KM Weiland suggests that there are two main events that we have to worry about here: the inciting incident and the first plot point.
The Inciting Incident
Michael Hauge calls this opening The Set Up . Here we have to introduce the protagonist in his 'ordinary life', the first 10% allows us to demonstrate the character and his situation, to establish him or her in the readers' sympathies.
In short, the opening scenes need to make us like or respect the hero.
For Hauge, the inciting incident is a choice. The character has a chance to attain some kind of new life or situation. That creates a new desire, setting the story in motion.
So the inciting incident is the event that sets the story in motion. Weiland is more flexible in her approach than Hauge. And perhaps this is because Hauge is a screenwriter rather than a novelist. Weiland's view is that while the inciting incident can happen on the 10% mark, it might be in the first couple of scenes as in The Hunger Games, or even before the start of the action of the novel.
First Plot Point
So from the inciting incident to about the 25% mark the character will react to the inciting incident, and this usually involves a choice on the part of the protagonist. During this section of the novel the character will encounter a bunch of problems and revelations that will most likely dampen enthusiasm and lead them to doubt themselves, until …

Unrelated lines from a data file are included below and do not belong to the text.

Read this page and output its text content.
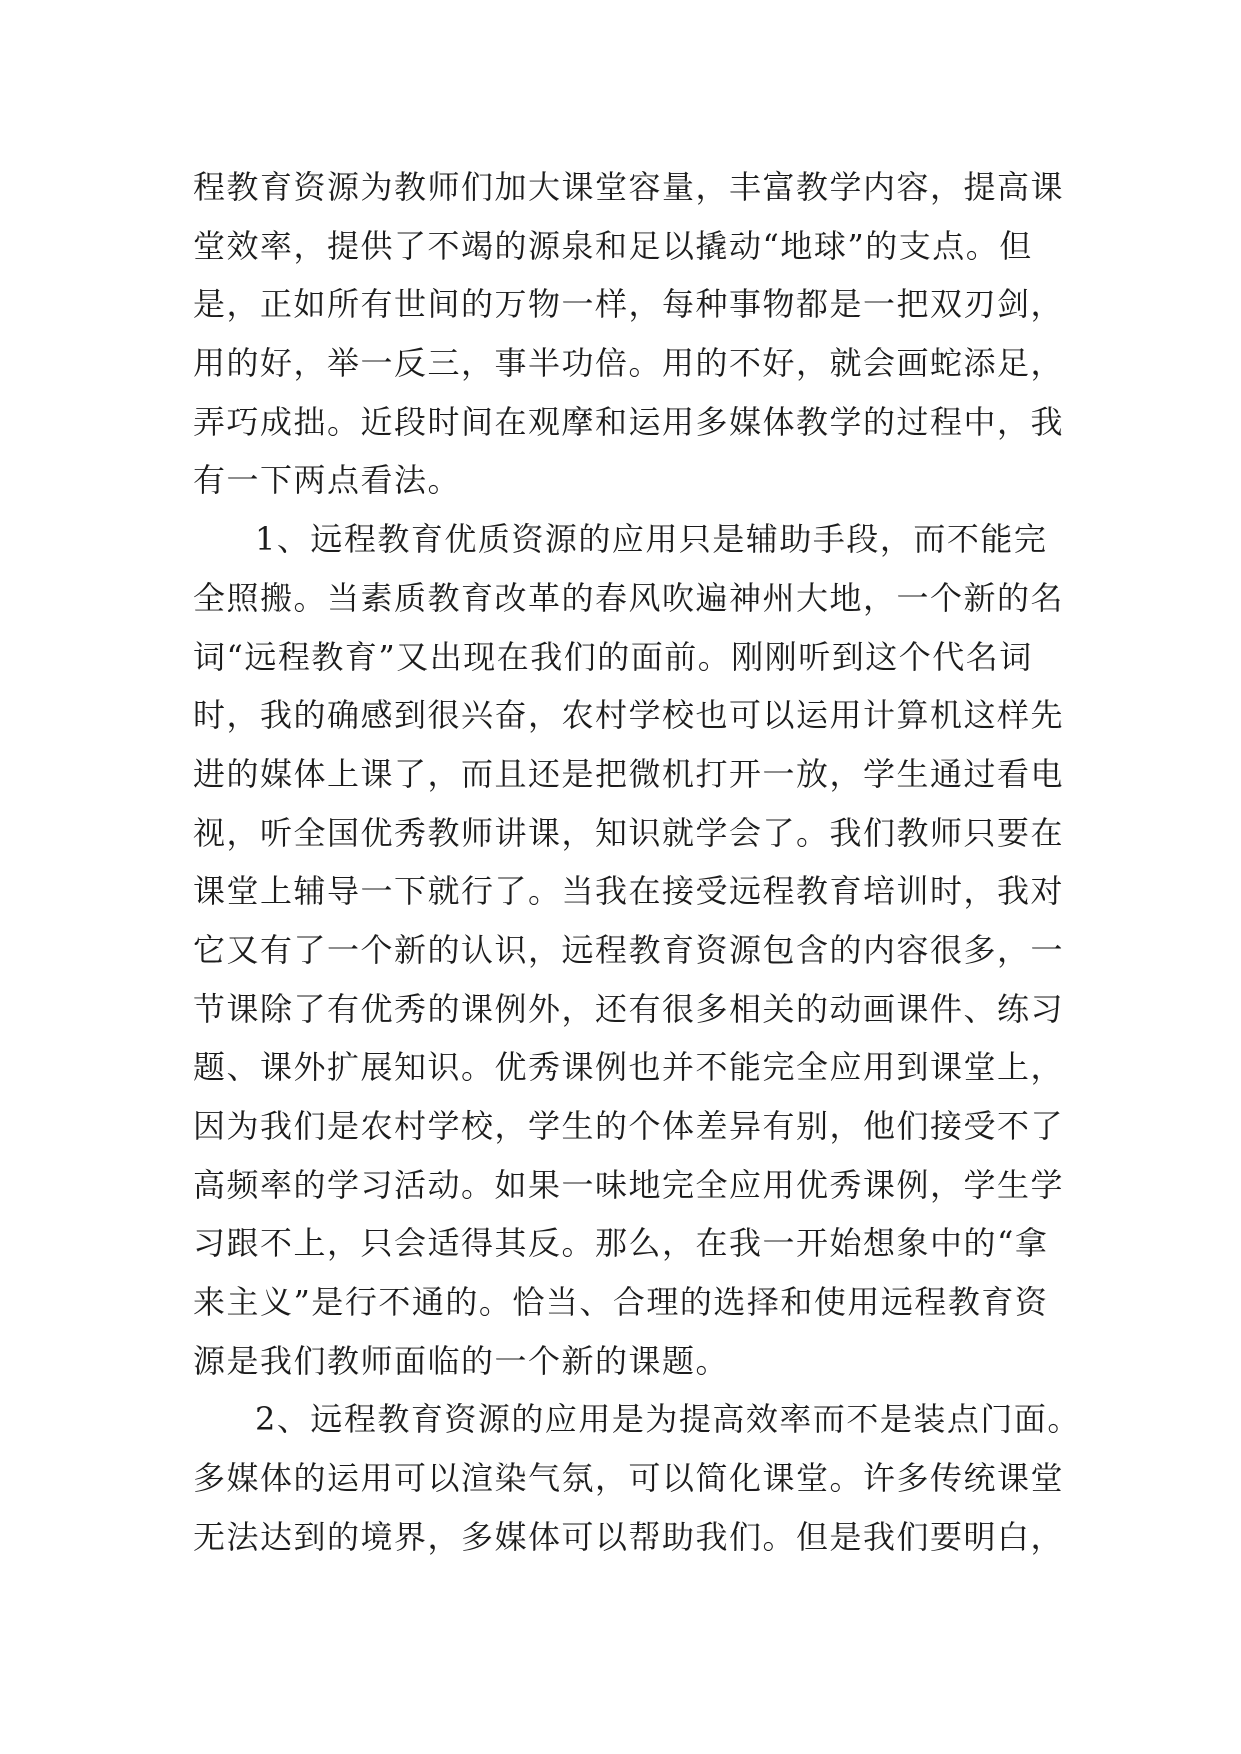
程教育资源为教师们加大课堂容量，丰富教学内容，提高课
堂效率，提供了不竭的源泉和足以撬动“地球”的支点。但
是，正如所有世间的万物一样，每种事物都是一把双刃剑，
用的好，举一反三，事半功倍。用的不好，就会画蛇添足，
弄巧成拙。近段时间在观摩和运用多媒体教学的过程中，我
有一下两点看法。
1、远程教育优质资源的应用只是辅助手段，而不能完
全照搬。当素质教育改革的春风吹遍神州大地，一个新的名
词“远程教育”又出现在我们的面前。刚刚听到这个代名词
时，我的确感到很兴奋，农村学校也可以运用计算机这样先
进的媒体上课了，而且还是把微机打开一放，学生通过看电
视，听全国优秀教师讲课，知识就学会了。我们教师只要在
课堂上辅导一下就行了。当我在接受远程教育培训时，我对
它又有了一个新的认识，远程教育资源包含的内容很多，一
节课除了有优秀的课例外，还有很多相关的动画课件、练习
题、课外扩展知识。优秀课例也并不能完全应用到课堂上，
因为我们是农村学校，学生的个体差异有别，他们接受不了
高频率的学习活动。如果一味地完全应用优秀课例，学生学
习跟不上，只会适得其反。那么，在我一开始想象中的“拿
来主义”是行不通的。恰当、合理的选择和使用远程教育资
源是我们教师面临的一个新的课题。
2、远程教育资源的应用是为提高效率而不是装点门面。
多媒体的运用可以渲染气氛，可以简化课堂。许多传统课堂
无法达到的境界，多媒体可以帮助我们。但是我们要明白，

You guessed it – that pesky first plot point!
Hauge tells us that something big needs to happen to our hero about a quarter of the way through our story. The hero will usually make a choice here, a decision that cannot be reversed. Whatever it is, this event must change the hero's goal from a generalised desire into a specific goal with a definite end point.
And with that we end act one. We have shown the hero's ordinary world, seen him choose a new situation; we've seen his world view being challenged by a series of obstacles until finally he makes a dramatic choice that sets him on a new path towards a specific and finite goal.
Star Wars: A New Hope
If we think about Star Wars as an example we see Luke Skywalker's ordinary life on the farm. We see his competence and skill and his frustration, until at the ten-percent mark he accidentally triggers the message from Princess Leia, and this is the inciting incident that sets the story in motion.

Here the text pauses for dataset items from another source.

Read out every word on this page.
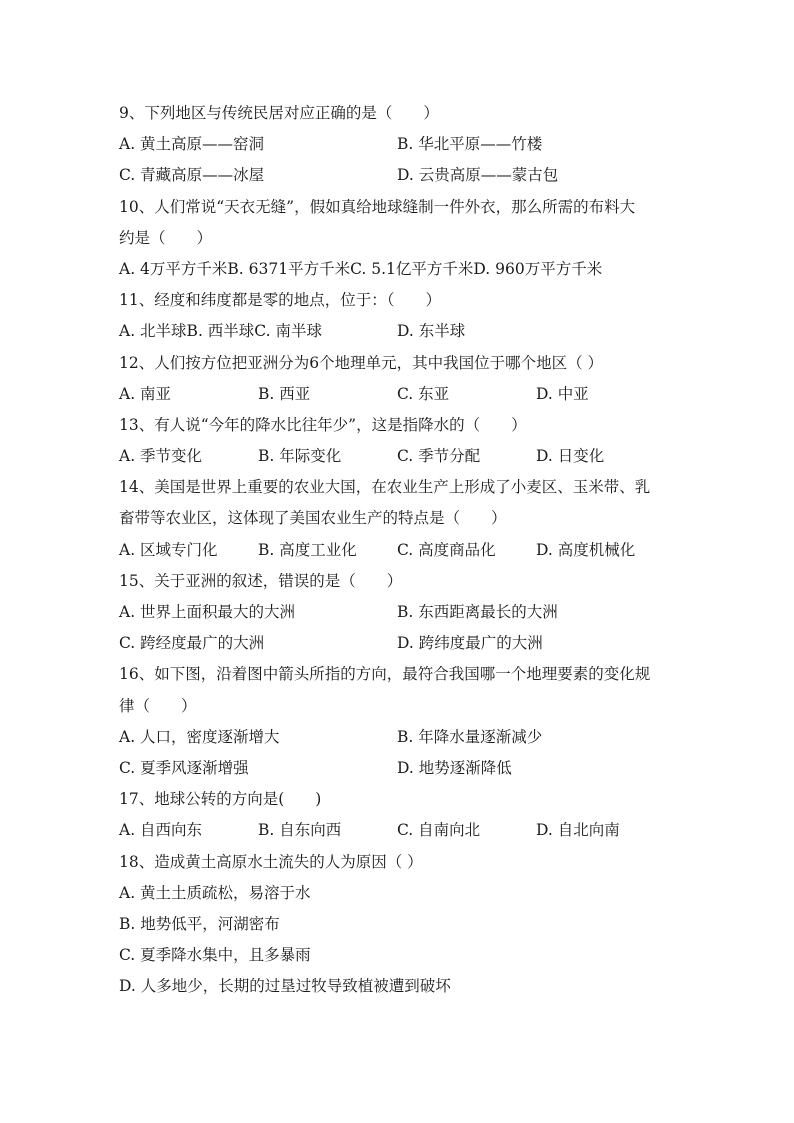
9、下列地区与传统民居对应正确的是（　　）
A. 黄土高原——窑洞	B. 华北平原——竹楼
C. 青藏高原——冰屋	D. 云贵高原——蒙古包
10、人们常说“天衣无缝”，假如真给地球缝制一件外衣，那么所需的布料大
约是（　　）
A. 4万平方千米B. 6371平方千米C. 5.1亿平方千米D. 960万平方千米
11、经度和纬度都是零的地点，位于：（　　）
A. 北半球B. 西半球C. 南半球	D. 东半球
12、人们按方位把亚洲分为6个地理单元，其中我国位于哪个地区（ ）
A. 南亚	B. 西亚	C. 东亚	D. 中亚
13、有人说“今年的降水比往年少”，这是指降水的（　　）
A. 季节变化	B. 年际变化	C. 季节分配	D. 日变化
14、美国是世界上重要的农业大国，在农业生产上形成了小麦区、玉米带、乳
畜带等农业区，这体现了美国农业生产的特点是（　　）
A. 区域专门化	B. 高度工业化	C. 高度商品化	D. 高度机械化
15、关于亚洲的叙述，错误的是（　　）
A. 世界上面积最大的大洲	B. 东西距离最长的大洲
C. 跨经度最广的大洲	D. 跨纬度最广的大洲
16、如下图，沿着图中箭头所指的方向，最符合我国哪一个地理要素的变化规
律（　　）
A. 人口，密度逐渐增大	B. 年降水量逐渐减少
C. 夏季风逐渐增强	D. 地势逐渐降低
17、地球公转的方向是(　　)
A. 自西向东	B. 自东向西	C. 自南向北	D. 自北向南
18、造成黄土高原水土流失的人为原因（ ）
A. 黄土土质疏松，易溶于水
B. 地势低平，河湖密布
C. 夏季降水集中，且多暴雨
D. 人多地少，长期的过垦过牧导致植被遭到破坏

From here Luke is tested. He is attacked by sand-people! Meets a crazy old man. He refuses the call. Then the first plot point occurs when Luke discovers that the storm-troopers have torched the farm and murdered his Uncle Owen and Aunt Beru. Luke makes a choice to follow Ben Kenobi to Alderaan and to join the rebellion.
And that's the first act: an appealing protagonist, an inciting incident and a call to action.